Cinquenta anos depois…

Esta edição da Seara Nova, comemorativa dos 50 anos do 25 de Abril de 1974, a Revolução dos Cravos, sai após a realização de eleições antecipadas para a Assembleia da República que ficaram marcadas pela perda significativa das forças de esquerda, com destaque para o PS e a CDU e pela já esperada subida expressiva da extrema-direita, que triplicou a votação em relação às anteriores.

Aconteceu no país de Abril, de Abril porque o povo, passado meio século sobre aquele dia maior da nossa história, continua a celebrar, mesmo os que a ele não assistiram, com profunda emoção aquele acontecimento que quase todos ligam ao mais precioso dos valores, a Liberdade!

Tal sentimento perpassa pelos diversos artigos inseridos neste nosso número em que celebramos e refletimos sobre os valores de Abril, as suas conquistas, os reveses e as lutas que, em liberdade, o povo em geral e os trabalhadores em particular vêm desenvolvendo ao longo destes cinquenta anos.

Face aos resultados destas eleições, embora como atrás afirmámos, não tenham sido inesperados, coloca-se a eterna questão: Porquê?

Em que reside a raiz desta evolução que se vem verificando há já bastante tempo em Portugal e no mundo?

Em 1974, ano da Revolução portuguesa, nas eleições para a presidência da República Francesa, Jean Marie Le Pen, da extrema-direita, alcançava 0,74% dos votos, em 1988 chegou aos 14%, e em 2002 aos 16,9%. Em 2022, para a Assembleia Nacional o partido de Marie Le Pen obteve 18% dos votos.

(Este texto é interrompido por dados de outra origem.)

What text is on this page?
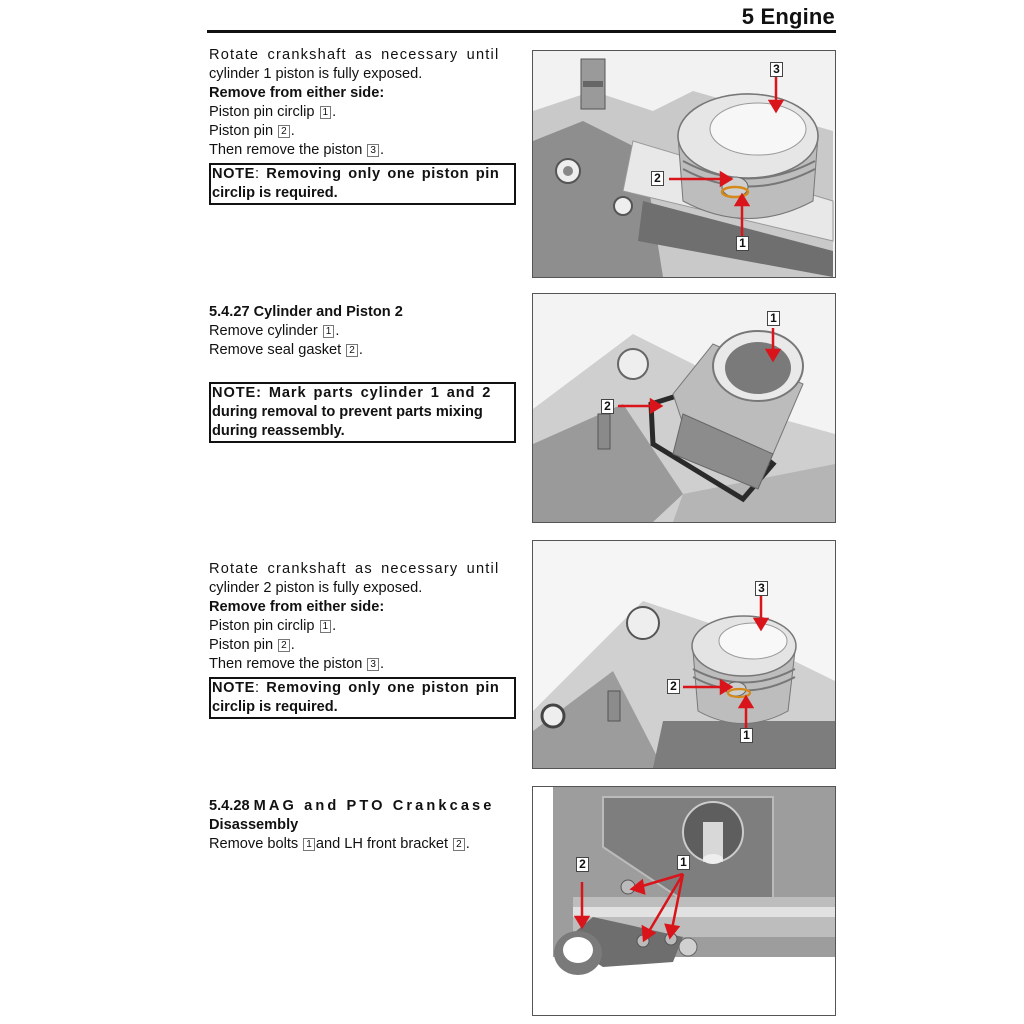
5 Engine
Rotate crankshaft as necessary until
cylinder 1 piston is fully exposed.
Remove from either side:
Piston pin circlip 1 .
Piston pin 2 .
Then remove the piston 3 .
NOTE: Removing only one piston pin
circlip is required.
3
2
1
5.4.27 Cylinder and Piston 2
Remove cylinder 1 .
Remove seal gasket 2 .
NOTE: Mark parts cylinder 1 and 2
during removal to prevent parts mixing
during reassembly.
1
2
Rotate crankshaft as necessary until
cylinder 2 piston is fully exposed.
Remove from either side:
Piston pin circlip 1 .
Piston pin 2 .
Then remove the piston 3 .
NOTE: Removing only one piston pin
circlip is required.
3
2
1
5.4.28 MAG and PTO Crankcase
Disassembly
Remove bolts 1 and LH front bracket 2 .
2	1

Com que se parece isto? E isto numa França da Revolução, numa França desenvolvida economicamente, farol de cultura ocidental!

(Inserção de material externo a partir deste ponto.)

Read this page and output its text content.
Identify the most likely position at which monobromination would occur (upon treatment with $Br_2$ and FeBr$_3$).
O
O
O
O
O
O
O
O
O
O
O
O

Portugal, país de Abril, com a Constituição mais avançada do mundo, não é imune às mudanças que, um pouco por todo o lado, vão ocorrendo. A esquerda portuguesa não está só nesta queda preocupante para quem se rege por valores civilizacionais, proclamados na já distante Revolução Francesa, Liberté, Égalité, Fraternité, hoje, um pouco por todo o mundo, desde o “terceiro” ao “primeiro”, o fenómeno manifesta-se.

Pensamos que o caminho, apesar da profunda preocupação que tal situação provoca, é o da reflexão, da reflexão sem abrandamento da ação. Refletir e agir é a resposta. Não é preciso inventar novos valores, o que é preciso, o que faz falta, citando o Zeca, é avisar a malta! É animar a malta!

Como escreve Susana de Sousa Dias no final do artigo que lhe pedimos para este número comemorativo:

«… A democracia permite que toda a gente tenha voz, inclusivamente as pessoas que a querem destruir. Esse é o paradoxo dos nossos tempos e, por isso, fazer viver o 25 de Abril não deixando que seja apenas uma data que se comemora, é imperioso. É preciso levantar os braços, não permitir que os gestos sejam tolhidos, e combater para que se mantenham abertas possibilidades de futuro diferentes das que se parecem anunciar.»